表2、表3に示す結果から明らかなとおり、本発明で規定する化学成分を有する鋼を適正な条件で熱間圧延した場合には、降伏強度が960MPa以上、降伏強度比が0.83以上、板幅方向の降伏強度のばらつきが50MPa以内、−40℃での衝撃吸収エネルギーが32J超の靭性に優れた熱延鋼板を得る事が出来た。
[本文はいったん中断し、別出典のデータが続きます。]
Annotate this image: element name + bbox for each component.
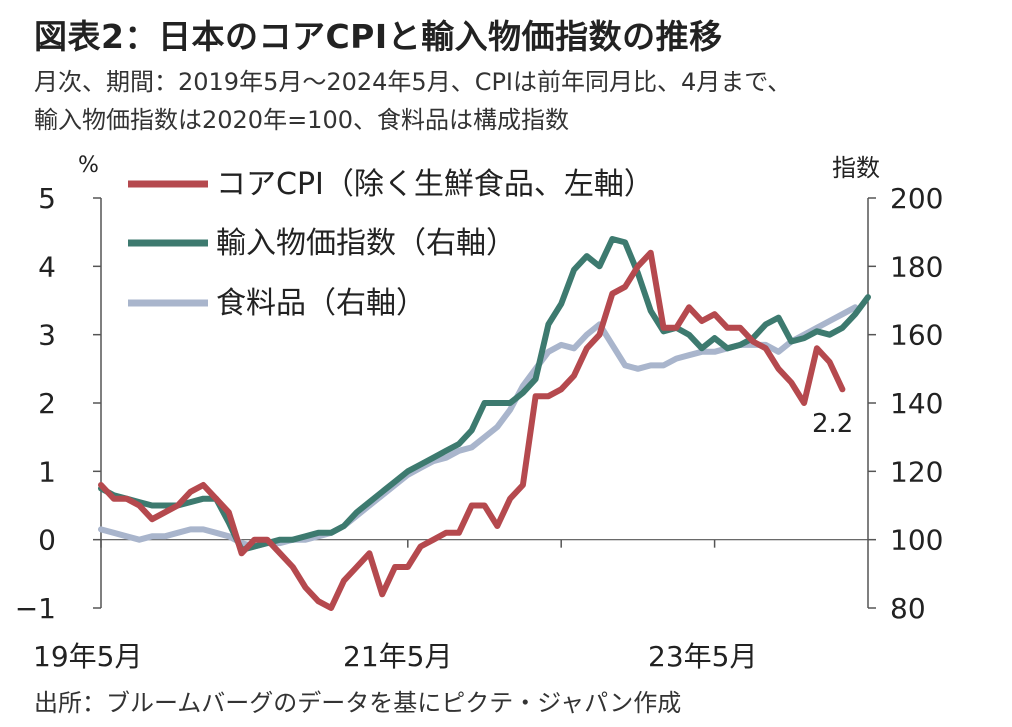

ただし、No.11、12、16、17、23、24は参考例である。
【0050】
一方、製造No.40〜46は、化学成分が本発明の範囲外である鋼No.R〜Xを用いた比較例である。製造No.40とNo.43〜45はいずれも添加元素が多すぎて式1の上限を超えており、靭性が劣化している。一方、製造No.41と46は式1の値が下限を下回っており、降伏強度が低下している。また、製造No.42はTiの添加量が低いために、TiNが形成されずBNとなるため、焼き入れ性向上に寄与する固溶Bの低下を招き強度が低下している。なお、製造No.46はMoが添加されていないために焼き入れ性が十分確保されず、降伏強度のコイル幅方向のばらつきが大きい。
【0051】
製造No.5、13、22、27、31、34はいずれも化学成分は本発明を満足しているが、降伏強度または降伏強度比が本発明の下限を満足しない。No.5は加熱温度と仕上温度が高くγ粒径が粗大化したため靭性が低下した。また製造No.13と31は巻取温度CTが高すぎたために強度が低下した。製造No.22は冷速が遅かったために十分にマルテンサイト変態が起こらず、強度が低下した。製造No.27はBAF焼鈍温度が高すぎたためにYP、TS共に低下し、靭性も劣化した。一方製造No.34は熱延後のBAF焼鈍を行わなかったため、YPとYRが本発明の範囲から逸脱する。製造No.5、10、31はいずれも靭性が低下している。製造No.5の場合はFTが高すぎγ粒径が大きすぎたため、製造No.10と31に関しても巻取り中に何らかの析出物が生成したため靭性が劣化した。また、No.10と31に関しては冷却から巻取の温度履歴のばらつきが大きい事に起因し、幅方向の材質ばらつきも極めて大きくなっている。
【0052】
[実施例2]
表4には表1の鋼No.Jのスラブを用いて、BAF焼鈍温度を変化させた場合の機械的性質の変化を示す。
【0053】
【表4】
【0054】
表4に示す結果から明らかなように、本発明で規定するBAF焼鈍温度の範囲で熱処理を行った場合は降伏強度が960MPa以上、降伏強度比が0.83以上、板幅方向の降伏強度のばらつきが50MPa以内、−40℃での衝撃吸収エネルギーが32J超の靭性に優れた熱延鋼板を得る事が出来るが、BAF焼鈍温度が低すぎる場合、YPが下限を下回る。一方、BAF炉での焼鈍温度が高すぎる場合にはYP、TS共に低下してしまう。
ただし、No.48〜52は参考例である。